Rosie and her Soviet counterparts were similarly encouraged to assume some of the more traditionally masculine roles. However, one of the more notable differences between the American wartime worker and her Russian sisters is how little of the feminine sexuality the Soviet women have retained. While Rosie kept on her makeup and even had a cheeky glint, the Soviet female icon almost disappeared into her boiler suit.

Some art experts have also attempted to draw shape-based parallels between the Soviet women and their pre-revolutionary predecessors, such as Boris Kustodiyev’s bright portraits of “Kupchikha”(The Merchant’s Wife) and “Krasavitsa” (Beauty). Academics have even said in the past that Russia has a national penchant for larger bodies, which has endured despite the country’s gradual exposure to the Western ideas of ideal body shape.

However, the post-revolutionary woman assumed her shape through inherent strength and hard manual labour. Defined muscle tone was clearly discernible. Conversely, the women in Kustodiyev’s portraits are sedentary, surrounded by fruit and fine foods, and taking on the cushiony appearance of the mattresses upon which they are reclining or the roundness of the grapes they are eating. Wealth and luxury were clearly assets to the beauty of the pre-revolutionary woman, whereas for the post-revolutionary woman they were shunned.

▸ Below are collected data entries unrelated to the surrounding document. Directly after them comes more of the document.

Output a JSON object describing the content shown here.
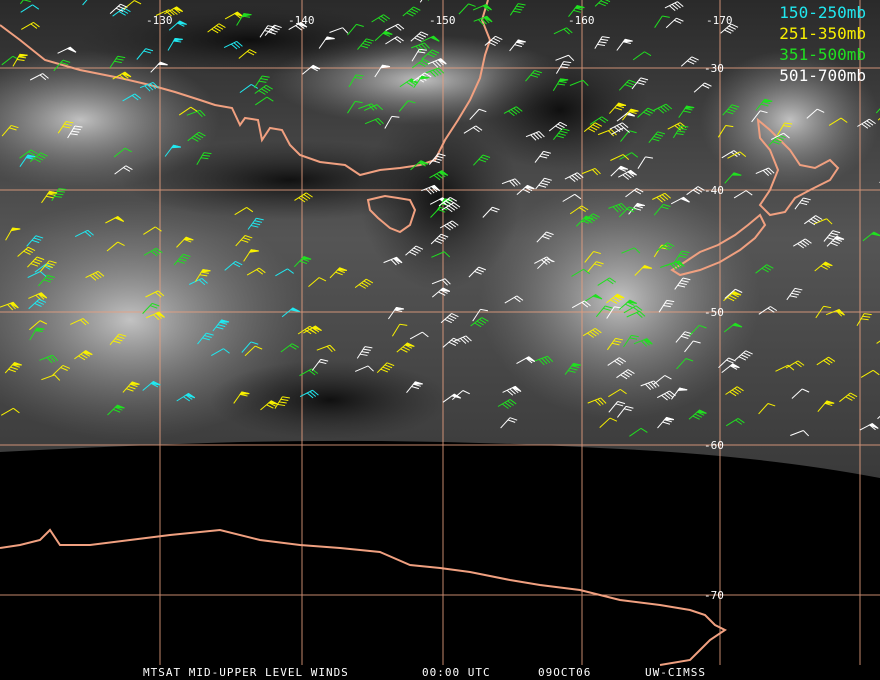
{
  "map": {
    "lon_labels": [
      "-130",
      "-140",
      "-150",
      "-160",
      "-170"
    ],
    "lat_labels": [
      "-30",
      "-40",
      "-50",
      "-60",
      "-70"
    ],
    "grid_color": "#e8a080",
    "coast_color": "#f0a080"
  },
  "legend": [
    {
      "label": "150-250mb",
      "color": "#20e8f0"
    },
    {
      "label": "251-350mb",
      "color": "#f8f000"
    },
    {
      "label": "351-500mb",
      "color": "#20e020"
    },
    {
      "label": "501-700mb",
      "color": "#ffffff"
    }
  ],
  "footer": {
    "product": "MTSAT MID-UPPER LEVEL WINDS",
    "time": "00:00 UTC",
    "date": "09OCT06",
    "source": "UW-CIMSS"
  }
}
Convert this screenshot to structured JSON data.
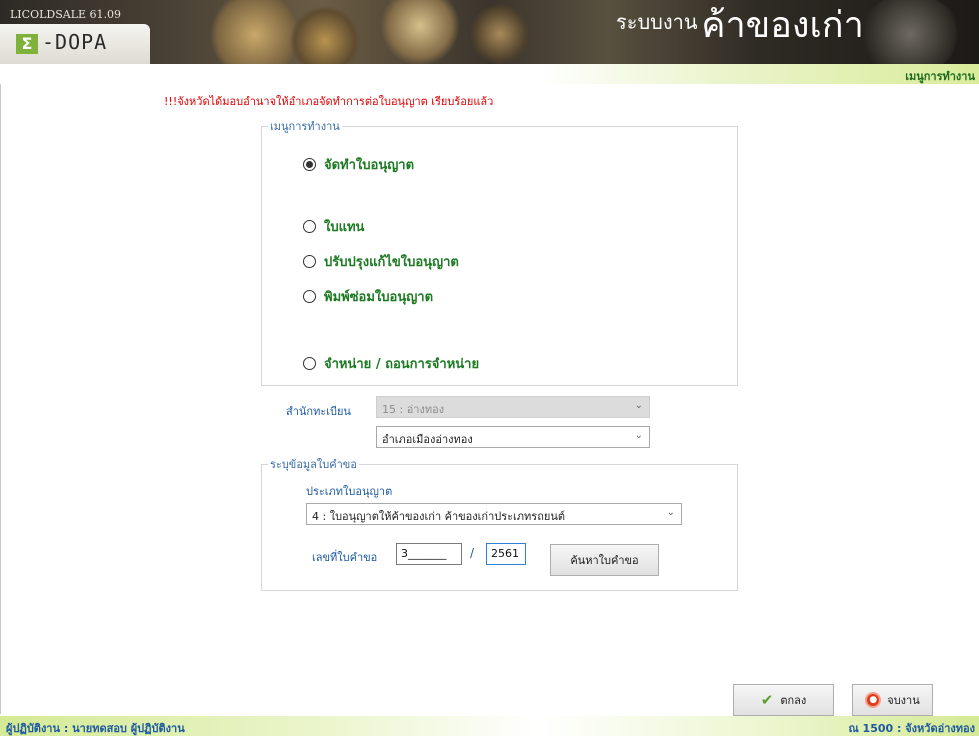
{
  "header": {
    "app_version": "LICOLDSALE 61.09",
    "logo_mark": "Σ",
    "logo_text": "-DOPA",
    "system_prefix": "ระบบงาน",
    "system_title": "ค้าของเก่า"
  },
  "menu_strip": {
    "label": "เมนูการทำงาน"
  },
  "notice": "!!!จังหวัดได้มอบอำนาจให้อำเภอจัดทำการต่อใบอนุญาต เรียบร้อยแล้ว",
  "menu_group": {
    "legend": "เมนูการทำงาน",
    "options": [
      {
        "label": "จัดทำใบอนุญาต",
        "checked": true
      },
      {
        "label": "ใบแทน",
        "checked": false
      },
      {
        "label": "ปรับปรุงแก้ไขใบอนุญาต",
        "checked": false
      },
      {
        "label": "พิมพ์ซ่อมใบอนุญาต",
        "checked": false
      },
      {
        "label": "จำหน่าย / ถอนการจำหน่าย",
        "checked": false
      }
    ]
  },
  "registry": {
    "label": "สำนักทะเบียน",
    "office_value": "15 : อ่างทอง",
    "district_value": "อำเภอเมืองอ่างทอง"
  },
  "request_group": {
    "legend": "ระบุข้อมูลใบคำขอ",
    "type_label": "ประเภทใบอนุญาต",
    "type_value": "4 : ใบอนุญาตให้ค้าของเก่า ค้าของเก่าประเภทรถยนต์",
    "request_no_label": "เลขที่ใบคำขอ",
    "request_no_value": "3_______",
    "separator": "/",
    "year_value": "2561",
    "search_button": "ค้นหาใบคำขอ"
  },
  "actions": {
    "ok_label": "ตกลง",
    "quit_label": "จบงาน"
  },
  "status_bar": {
    "user": "ผู้ปฏิบัติงาน : นายทดสอบ ผู้ปฏิบัติงาน",
    "location": "ณ 1500 : จังหวัดอ่างทอง"
  }
}
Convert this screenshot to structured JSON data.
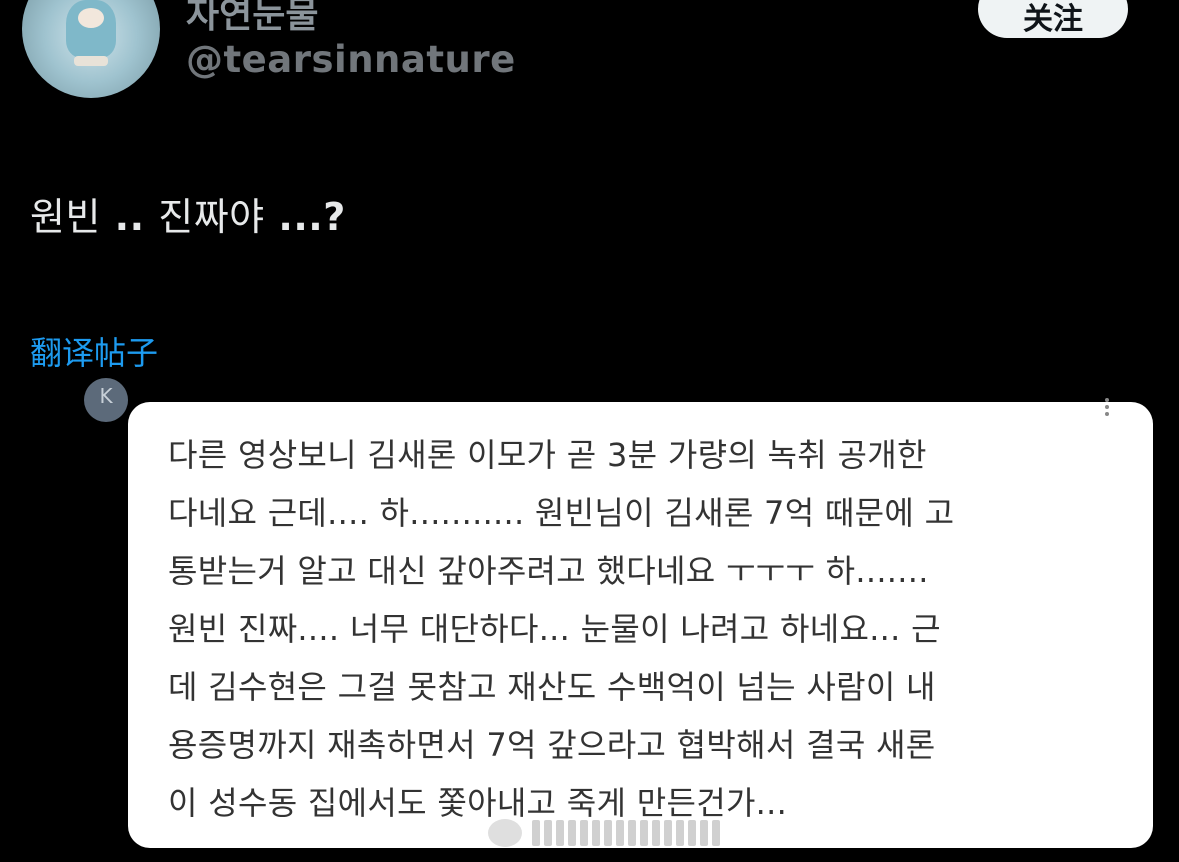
{
  "header": {
    "display_name": "자연눈물",
    "handle": "@tearsinnature",
    "follow_label": "关注"
  },
  "post": {
    "text_part1": "원빈",
    "text_part2": " .. ",
    "text_part3": "진짜야",
    "text_part4": " ...?",
    "translate_label": "翻译帖子"
  },
  "quoted": {
    "avatar_initial": "K",
    "lines": [
      "다른 영상보니 김새론 이모가 곧 3분 가량의 녹취 공개한",
      "다네요 근데.... 하........... 원빈님이 김새론 7억 때문에 고",
      "통받는거 알고 대신 갚아주려고 했다네요 ㅜㅜㅜ 하.......",
      "원빈 진짜.... 너무 대단하다... 눈물이 나려고 하네요... 근",
      "데 김수현은 그걸 못참고 재산도 수백억이 넘는 사람이 내",
      "용증명까지 재촉하면서 7억 갚으라고 협박해서 결국 새론",
      "이 성수동 집에서도 쫓아내고 죽게 만든건가..."
    ]
  },
  "colors": {
    "background": "#000000",
    "link": "#1d9bf0",
    "handle": "#71767b",
    "card": "#ffffff"
  },
  "icons": {
    "more": "more-vertical-icon",
    "watermark": "watermark-logo-icon"
  }
}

The concept of male beauty in Russia is also changing, as shown by Sasha Guseynova’s “BOYS” exhibit, which strays heavily from the traditional understanding of male beauty. It is possible that the absorption of ideas from the West can be held at least partially responsible for this.

Guseynova, who has so far forged her path through photographing mainly women, captured many of her “BOYS” on film in a more typically female fashion, too. She said that the perceived beauty in modern art and fashion is in conflict with popular Russian ideals of male beauty.

“National consciousness is something that was formed over decades. It says that a man must be brutal,” Guseynova said. “Now fashion dictates completely different things, and our grandparents wonder why boys are like girls, who wear things such as pink socks and colourful trousers. That’s a conflict of fashion and the people’s consciousness. Just try to convince them that it is OK and that you’re not gay. It’s crazy for them.”

Guseynova’s pictures keep an element of the traditional male brutality, but with a twist. Guns and bullets are used by models whose capacity to inflict actual damage seems questionable, and the adoption of such accessories by introspective youths seems tinged with irony.

Some of Guseynova’s models in the more dreamy portraits are very willowy, but most retain their more classical male features, such as a strong jaw, sharp cheekbones and a muscular body. However, the homoeroticism inherent in some is also undeniable, with one shirtless male holding a gun against the forehead of his mirror image in intense rainbow lighting.

When questioned about how long men with more effeminate features have been prominent in Russian culture, Guseynova said that from time immemorial men have dressed as women, such as in the theatre, yet this history does not make the modern-day femininity of men any more acceptable to Russian traditionalists.

“Fashion changes and because of this, the idea of beauty turns on its head every season,” she said. “The distortion is not always successful. People in Russia will not be welcoming painted guys in heels for a long time.”